Relatedly, the work of UPROOT collective also speaks to experiences of belonging and precarity. The group have worked with schools, community leaders and migrant support networks to plant small-scale meadows across Middlesbrough. For MAW, these have been relocated inside Pineapple Black, an art gallery in a former New Look store. Given that Middlesbrough is one area where profiteering companies contracted by the Home Office prefer to ‘disperse’ refugees, the project aims to offer a small contribution to the possibility of making a home, while highlighting the scandalous difficulties of doing so in the face of the UK’s hostile environment policies.

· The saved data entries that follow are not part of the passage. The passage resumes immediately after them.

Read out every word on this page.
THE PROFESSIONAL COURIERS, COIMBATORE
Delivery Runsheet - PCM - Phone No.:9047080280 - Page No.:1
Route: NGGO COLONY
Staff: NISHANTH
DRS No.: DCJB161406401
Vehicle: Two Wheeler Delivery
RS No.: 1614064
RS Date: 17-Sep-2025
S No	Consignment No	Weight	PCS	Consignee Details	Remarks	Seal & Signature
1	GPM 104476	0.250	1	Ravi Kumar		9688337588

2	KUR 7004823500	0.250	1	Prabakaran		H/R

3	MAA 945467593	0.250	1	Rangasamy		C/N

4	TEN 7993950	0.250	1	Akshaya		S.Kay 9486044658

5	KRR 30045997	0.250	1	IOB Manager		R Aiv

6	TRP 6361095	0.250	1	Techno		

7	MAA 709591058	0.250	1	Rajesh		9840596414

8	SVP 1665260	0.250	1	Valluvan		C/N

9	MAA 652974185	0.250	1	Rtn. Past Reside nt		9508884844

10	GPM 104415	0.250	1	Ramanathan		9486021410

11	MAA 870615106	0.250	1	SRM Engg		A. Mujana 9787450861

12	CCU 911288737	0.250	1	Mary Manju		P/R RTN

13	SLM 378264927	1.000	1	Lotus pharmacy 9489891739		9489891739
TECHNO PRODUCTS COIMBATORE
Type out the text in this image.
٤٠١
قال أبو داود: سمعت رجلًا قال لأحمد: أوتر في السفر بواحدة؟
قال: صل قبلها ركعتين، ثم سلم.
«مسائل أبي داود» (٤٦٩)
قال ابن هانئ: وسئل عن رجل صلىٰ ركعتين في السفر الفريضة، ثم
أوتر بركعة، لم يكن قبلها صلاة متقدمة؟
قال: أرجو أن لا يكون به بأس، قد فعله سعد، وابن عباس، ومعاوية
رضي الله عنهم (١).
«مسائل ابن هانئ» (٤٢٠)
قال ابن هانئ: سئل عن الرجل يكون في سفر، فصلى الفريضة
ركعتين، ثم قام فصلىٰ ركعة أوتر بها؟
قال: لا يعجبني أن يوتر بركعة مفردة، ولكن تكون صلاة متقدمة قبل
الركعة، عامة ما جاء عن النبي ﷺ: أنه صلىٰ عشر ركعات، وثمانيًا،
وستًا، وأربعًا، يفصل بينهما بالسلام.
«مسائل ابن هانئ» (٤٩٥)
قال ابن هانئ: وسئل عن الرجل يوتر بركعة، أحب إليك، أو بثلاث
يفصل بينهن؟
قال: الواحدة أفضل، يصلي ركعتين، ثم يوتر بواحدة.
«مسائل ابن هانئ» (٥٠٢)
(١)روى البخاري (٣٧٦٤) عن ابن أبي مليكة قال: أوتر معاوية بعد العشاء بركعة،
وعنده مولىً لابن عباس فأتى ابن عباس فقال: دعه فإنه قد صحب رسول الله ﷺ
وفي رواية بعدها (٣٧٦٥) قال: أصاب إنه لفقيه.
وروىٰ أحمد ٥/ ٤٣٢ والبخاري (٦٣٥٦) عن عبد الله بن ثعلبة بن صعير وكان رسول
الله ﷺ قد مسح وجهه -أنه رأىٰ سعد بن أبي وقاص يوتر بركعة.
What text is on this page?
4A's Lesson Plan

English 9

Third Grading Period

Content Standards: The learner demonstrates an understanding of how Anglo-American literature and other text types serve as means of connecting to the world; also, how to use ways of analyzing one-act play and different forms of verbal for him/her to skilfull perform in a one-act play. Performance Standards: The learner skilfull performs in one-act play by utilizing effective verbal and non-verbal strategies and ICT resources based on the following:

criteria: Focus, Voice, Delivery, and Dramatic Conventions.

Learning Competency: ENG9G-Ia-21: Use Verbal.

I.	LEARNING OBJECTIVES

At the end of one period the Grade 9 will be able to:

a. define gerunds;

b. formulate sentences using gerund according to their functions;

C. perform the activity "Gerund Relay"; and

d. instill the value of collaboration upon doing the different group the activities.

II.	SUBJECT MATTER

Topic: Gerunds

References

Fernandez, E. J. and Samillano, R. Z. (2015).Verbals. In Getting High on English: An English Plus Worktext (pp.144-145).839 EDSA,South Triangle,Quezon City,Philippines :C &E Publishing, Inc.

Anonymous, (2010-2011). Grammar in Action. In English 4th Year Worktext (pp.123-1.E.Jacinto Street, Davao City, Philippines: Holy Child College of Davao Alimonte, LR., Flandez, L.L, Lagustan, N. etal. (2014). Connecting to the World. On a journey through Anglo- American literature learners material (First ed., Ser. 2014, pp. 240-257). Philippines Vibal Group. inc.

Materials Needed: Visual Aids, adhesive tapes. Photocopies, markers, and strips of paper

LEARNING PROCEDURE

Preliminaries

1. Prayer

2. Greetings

MAW took place less than two months after racist and Islamophobic rioting across the UK. In A Town of Immigrants, a pamphlet published in 2019 by Middlesbrough Institute of Modern Art (MIMA), Tosh Warwick charts a local history of divisions stoked from above: from the 1840 Middlesbrough Dock riot to the Canon Street ‘race riots’ of 1961. ‘Immigrant communities’, Warwick argues, ‘are often singled out for hostility and used as scapegoats at times of national social and economic instability and during international conflict.’
In From Kashmir to Roseberry Topping, from the same pamphlet series, Marsha Garratt writes: ‘Migration is never one way. But for too long the story of migration has been told from the perspective of the oppressor.’ It is with perfect irony that, for MAW, Karrabing Film Collective’s video installation, Night Fishing with Ancestors, 2023, narrating the colonisation of Australia as both a historic and continuing process, is presented in a former gambling shop on Captain Cook Square. The Auxiliary’s directors acknowledge that the cultural community’s response to racism needs to be stronger and more visible. In dextrously making space for storytelling by the oppressed, Middlesbrough Art Week is a vital contribution.
Middlesbrough Art Week took place from 26 September to 5 October 2024.
Tom Jeffreys is a writer based in Edinburgh.